Kao Chia-yu of the Democratic Progressive Party (DPP) also said at a news conference that the company should indicate the amount of 4-methylimidazole, or 4-MEI, a chemical compound that occurs naturally in the caramel coloring process, on the can.
Earlier in the year, Coca-Cola in the United States asked its caramel suppliers to reduce the amount of 4-MEI in their formulas so that it wouldn't have to label its sodas with a warning that they contain a possible carcinogen to comply with California law.
The move came after 4-MEI was listed as a carcinogen in January 2012 under California's Safe Drinking Water and Toxic Enforcement Act, requiring products with more than 29mcg of 4-MEI per serving to carry the warning.
Kao added that the International Agency for Research on Cancer under the World Health Organization also listed 4-MEI as "possibly carcinogenic to humans" in 2011.
Since cancer has been the top killer of Taiwan's people for the last three decades, any possible carcinogens should be avoided, said Kao, urging the Cabinet-level Department of Health (DOH) to be tougheron the chemical's use in food and drinks.
Taipei health bureau's food and drug division brought up the issuewith the DOH's Food and Drug Administration earlier thisyear, said city official Shen Mei-li at the conference.
The administration said in a response May 30 that it would establish a standard for the maximum permissible level of 4-MEI.
Responding to the councilor's concern, Coca-Cola Taiwan said in a statement that the caramel coloring used in its products does not pose any health or safety risks, citing the U.S. FDA's comment on the chemical earlier in the year.
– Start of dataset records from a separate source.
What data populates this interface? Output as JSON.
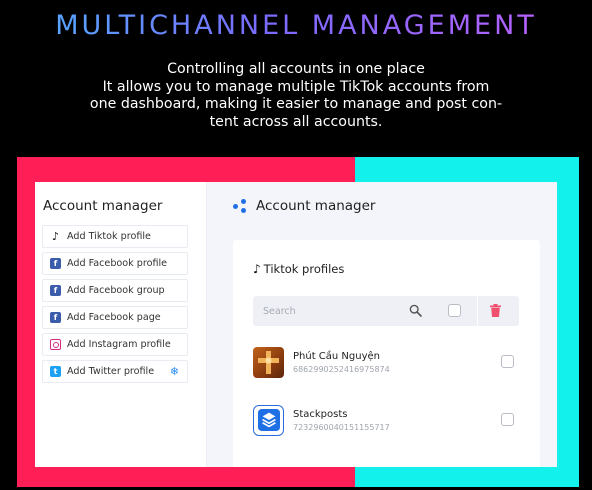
{
  "headline": "MULTICHANNEL MANAGEMENT",
  "description": [
    "Controlling all accounts in one place",
    "It allows you to manage multiple TikTok accounts from",
    "one dashboard, making it easier to manage and post con-",
    "tent across all accounts."
  ],
  "colors": {
    "frame_left": "#ff1e56",
    "frame_right": "#12f1ec",
    "accent": "#1f6fe5"
  },
  "sidebar": {
    "title": "Account manager",
    "items": [
      {
        "label": "Add Tiktok profile",
        "icon": "tiktok-icon"
      },
      {
        "label": "Add Facebook profile",
        "icon": "facebook-icon"
      },
      {
        "label": "Add Facebook group",
        "icon": "facebook-icon"
      },
      {
        "label": "Add Facebook page",
        "icon": "facebook-icon"
      },
      {
        "label": "Add Instagram profile",
        "icon": "instagram-icon"
      },
      {
        "label": "Add Twitter profile",
        "icon": "twitter-icon"
      }
    ]
  },
  "main": {
    "title": "Account manager",
    "panel_title": "Tiktok profiles",
    "search_placeholder": "Search",
    "accounts": [
      {
        "name": "Phút Cầu Nguyện",
        "id": "6862990252416975874"
      },
      {
        "name": "Stackposts",
        "id": "7232960040151155717"
      }
    ]
  }
}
U.S. FDA spokesman Douglas Karas wrote in a March statement that "it is important to understand that a consumer would have to consume well over a thousand cans of soda a day to reach the doses administered in the studies that have shown links to cancer in rodents."
The company did say, however, that it plans to expand the use of the new process caramel over time to streamline and simplify supply chain, manufacturing and distribution systems. It said it is working to come up with a timetable for the plan, according to the statement.